Paul, caught by wonder at the persistent Fremen mythos, felt a heart constriction, a thing inflicted upon his lifeline: adab, the demanding memory. He recalled his childhood room on Caladan then... dark night in the stone chamber... a vision! It'd been one of his earliest prescient moments. He felt his mind dive into the vision, saw through a veiled cloud-memory (vision-within-vision) a line of Fremen, their robes trimmed with dust. They paraded past a gap in tall rocks. They carried a long, cloth-wrapped burden.
And Paul heard himself say in the vision: "It was mostly sweet... but you were the sweetest of all... "
Adab released him.
"You're so quiet," Chani whispered. "What is it?"
Paul shuddered, sat up, face averted. "You're angry because I've been to the desert's edge," Chani said.
He shook his head without speaking.
"I only went because I want a child," Chani said.
Paul was unable to speak. He felt himself consumed by the raw power of that early vision. Terrible purpose! In that moment, his whole life was a limb shaken by the departure of a bird... and the bird was chance. Free will.
I succumbed to the lure of the oracle, he thought.

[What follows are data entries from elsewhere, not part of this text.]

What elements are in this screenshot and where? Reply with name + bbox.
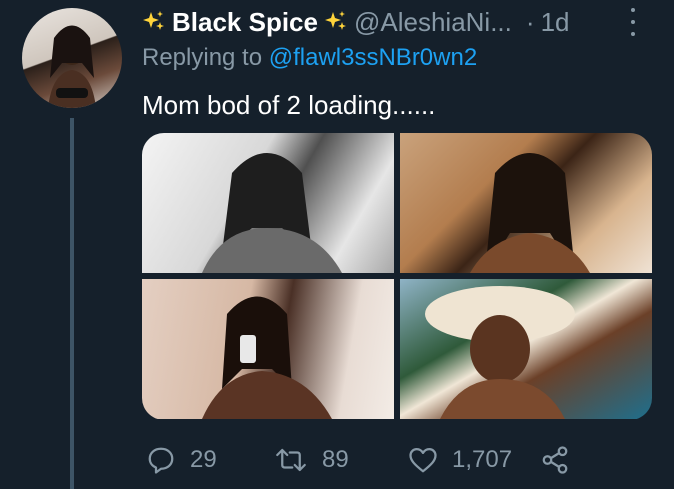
reply-button[interactable]: 29 [146, 440, 217, 480]
replying-prefix: Replying to [142, 44, 263, 71]
like-count: 1,707 [452, 446, 513, 473]
thread-line [70, 118, 74, 489]
reply-count: 29 [190, 446, 217, 473]
reply-mention-link[interactable]: @flawl3ssNBr0wn2 [269, 44, 477, 71]
user-handle[interactable]: @AleshiaNi... [354, 7, 512, 38]
share-icon [542, 446, 568, 474]
tweet-text: Mom bod of 2 loading...... [142, 90, 436, 120]
media-photo-2[interactable] [400, 133, 652, 273]
retweet-icon [276, 448, 306, 472]
more-vertical-icon[interactable] [626, 8, 640, 36]
heart-icon [409, 448, 437, 473]
media-photo-1[interactable] [142, 133, 394, 273]
retweet-button[interactable]: 89 [274, 440, 349, 480]
sparkles-icon [143, 11, 164, 30]
replying-to: Replying to @flawl3ssNBr0wn2 [142, 44, 477, 72]
display-name[interactable]: Black Spice [172, 7, 318, 38]
timestamp[interactable]: 1d [541, 7, 570, 38]
media-grid [142, 133, 652, 420]
media-photo-4[interactable] [400, 279, 652, 419]
tweet-header: Black Spice @AleshiaNi... · 1d [142, 4, 642, 40]
share-button[interactable] [540, 440, 584, 480]
tweet-actions: 29 89 1,707 [142, 440, 612, 480]
avatar[interactable] [22, 8, 122, 108]
media-photo-3[interactable] [142, 279, 394, 419]
sparkles-icon [324, 11, 346, 30]
separator-dot: · [525, 6, 535, 37]
comment-icon [148, 447, 174, 474]
like-button[interactable]: 1,707 [408, 440, 512, 480]
retweet-count: 89 [322, 446, 349, 473]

And he sensed that succumbing to this lure might be to fix himself upon a single-track life. Could it be, he wondered, that the oracle didn't tell the future? Could it be that the oracle made the future? Had he exposed his life to some web of underlying threads, trapped himself there in that long-ago awakening, victim of a spider-future which even now advanced upon him with terrifying jaws.
A Bene Gesserit axiom slipped into his mind: 'To use raw power is to make yourself infinitely vulnerable to greater powers.'
"I know it angers you," Chani said, touching his arm. "It's true that the tribes have revived the old rites and the blood sacrifices, but I took no part in those."

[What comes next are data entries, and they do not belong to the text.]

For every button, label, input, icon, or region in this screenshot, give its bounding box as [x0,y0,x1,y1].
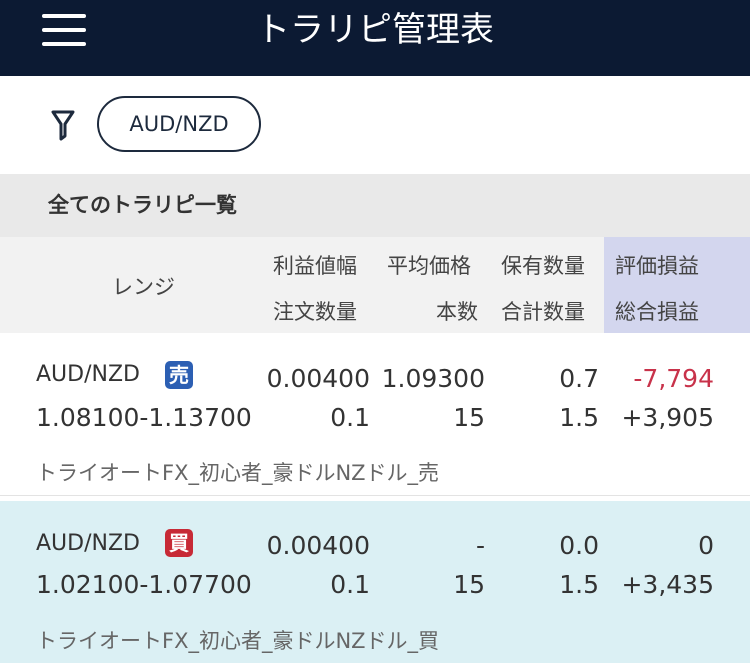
row-total-qty: 1.5 [559,570,599,599]
header-total-pl: 総合損益 [615,300,699,324]
row-avg-price: 1.09300 [381,364,485,393]
buy-badge: 買 [165,529,193,557]
row-order-qty: 0.1 [330,570,370,599]
trarip-row-sell[interactable]: AUD/NZD 売 1.08100-1.13700 0.00400 0.1 1.… [0,333,750,496]
row-pair: AUD/NZD [36,531,140,556]
row-range: 1.02100-1.07700 [36,570,252,599]
row-range: 1.08100-1.13700 [36,403,252,432]
header-range: レンジ [112,275,175,299]
app-header: トラリピ管理表 [0,0,750,76]
page-title: トラリピ管理表 [256,10,494,50]
header-count: 本数 [436,300,478,324]
row-count: 15 [453,403,485,432]
header-avg-price: 平均価格 [387,254,471,278]
sell-badge: 売 [165,361,193,389]
trarip-row-buy[interactable]: AUD/NZD 買 1.02100-1.07700 0.00400 0.1 - … [0,501,750,663]
row-strategy-name: トライオートFX_初心者_豪ドルNZドル_売 [36,461,440,485]
header-total-qty: 合計数量 [501,300,585,324]
row-profit-width: 0.00400 [266,364,370,393]
row-order-qty: 0.1 [330,403,370,432]
row-profit-width: 0.00400 [266,531,370,560]
row-pair: AUD/NZD [36,362,140,387]
filter-funnel-icon[interactable] [50,109,76,141]
header-order-qty: 注文数量 [273,300,357,324]
row-strategy-name: トライオートFX_初心者_豪ドルNZドル_買 [36,629,440,653]
row-total-pl: +3,905 [621,403,714,432]
row-count: 15 [453,570,485,599]
header-eval-pl: 評価損益 [615,254,699,278]
currency-pair-filter-chip[interactable]: AUD/NZD [97,96,261,152]
row-total-qty: 1.5 [559,403,599,432]
header-holding-qty: 保有数量 [501,254,585,278]
row-eval-pl: 0 [698,531,714,560]
header-profit-width: 利益値幅 [273,254,357,278]
row-eval-pl: -7,794 [633,364,714,393]
filter-bar: AUD/NZD [0,76,750,174]
row-holding-qty: 0.7 [559,364,599,393]
section-header: 全てのトラリピ一覧 [0,174,750,237]
row-holding-qty: 0.0 [559,531,599,560]
table-header: レンジ 利益値幅 注文数量 平均価格 本数 保有数量 合計数量 評価損益 総合損… [0,237,750,333]
section-title: 全てのトラリピ一覧 [48,193,237,217]
row-avg-price: - [475,531,485,560]
row-total-pl: +3,435 [621,570,714,599]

Paul inhaled a deep, trembling breath. The torrent of his vision dissipated, became a deep, still place whose currents moved with absorbing power beyond his reach.
"Please," Chani begged. "I want a child, our child. Is that a terrible thing?"
Paul caressed her arm where she touched him, pulled away. He climbed from the bed, extinguished the glowglobes, crossed to the balcony window, opened the draperies. The deep desert could not intrude here except by its odors. A windowless wall climbed to the night sky across from him. Moonlight slanted down into an enclosed garden, sentinel trees and broad leaves, wet foliage. He could see a fishpond reflecting stars among the leaves, pockets of white floral brilliance in the shadows. Momentarily, he saw the garden through Fremen eyes: alien, menacing, dangerous in its waste of water.
He thought of the Water Sellers, their way destroyed by the lavish dispensing from his hands. They hated him. He'd slain the past. And there were others, even those who'd fought for the sols to buy precious water, who hated him for changing the old ways. As the ecological pattern dictated by Muad'dib remade the planet's landscape, human resistance increased. Was it not presumptuous, he wondered, to think he could make over an entire planet - everything growing where and how he told it to grow? Even if he succeeded, what of the universe waiting out there? Did it fear similar treatment?